Has anyone flown with their hammered dulcimer recently? I’m gathering information about the recently revised rules for musical instruments as airplane carry-ons and wondering if anyone has practical experience to contribute. Theoretically, you should now be able to carry an instrument onto a plane even if it’s larger than the standard allowed carry-on size, provided it fits in an overhead bin and there is available space at the time you board the plane. So I’m curious if anyone has tried this in recent months. If so, what size instrument was it, did it fit in the bin, and did you have any trouble with the airline employees letting you carry it on? Any tips you have to share or experiences with non-dulcimers would be welcome too!


#2

I have flown with a classical guitar. I could not always take it carry on. The best thing is to invest in a good sturdy travel case. Of course, the case may cost as much as the instrument itself, especially if you travel with your knockabout instrument. The main things to look for are a good fit that prevents the instrument from moving inside the case but does not put any extra pressure anywhere, a rigid shell that will not be compressed by a ton of luggage on top, and secure hasps and hinges that can’t pop open accidentally. Most airlines try to pack instruments in protected spots, but you never know. And it will likely get dropped, kicked, or otherwise knocked about. Probably not on purpose, but just because it happens. But if you have a good case, and loosen strings to reduce the stress on the soundboard, it should be fine. My guitar survived unharmed not only the airline, but being tossed about from boat to boat in the Bearing Sea in winter.


#3

I fly with my Rizzetta/Blanton Travel Chromatic (built to fit in the overhead bin) quite often. I had Colorado Case Co. make me a soft case with inside pockets for the tri-stander legs. I crafted a 3-D cover from Foam Core Board that fits over the strings & bridges for air travel.

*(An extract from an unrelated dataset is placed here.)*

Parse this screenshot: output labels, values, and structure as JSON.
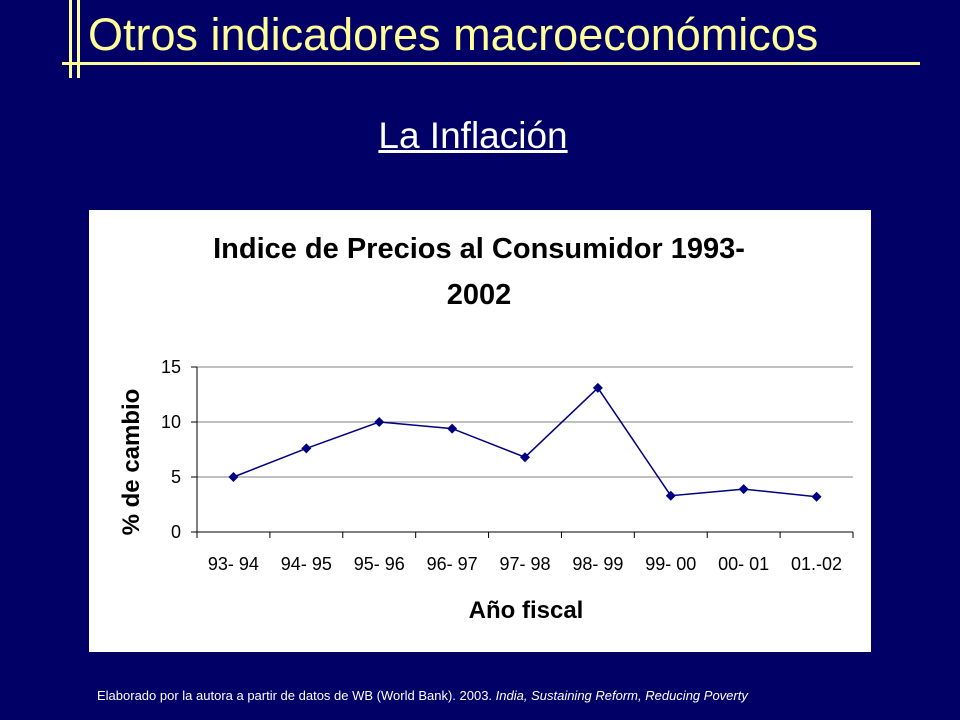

I fly Southwest, get in the earliest boarding group and get a seat midway back and put the case up. No problems!

Steve Eulberg


#4

(Karen Ashbrook is the one who showed me the Foam-Core cover idea)


#5

Steve, I don’t suppose you have a handily-accessible photo of the foam core cover, do you? I can’t quite picture what it would look like.


#6

I learned a long time ago that the regulations depend on who you talk to. Most of the airline personnel can’t keep up with actual regulation changes, so unless you carry a document that cites the regulation and its number, you’re at their mercy. You can be told one thing at the ticket counter and another at the gate and a third thing by the flight attendants.So I always just check my instruments as “oversize baggage” and pay the fee. The instruments travel separately from regular baggage (assuming the baggage personnel are paying attention - you have to keep an eye on them!) and you pick it up at a different place, not on the carousel. I pack my instruments in hard cases by Colorado Case Company, but there are other case builders that make flight cases as well.


#7

Sorry it took so long, but here are the photos of the foam-core board cover I use on my dulcimer in my soft-shell case when flying with it. Here is the first one.


#8

2nd image


#9

Here is the 3rd photo


#10

Thanks for the photos! It looks like the foam core adds a little more structure and stiffness to the soft case. I can see how that would help guard against any knocks to the bridges.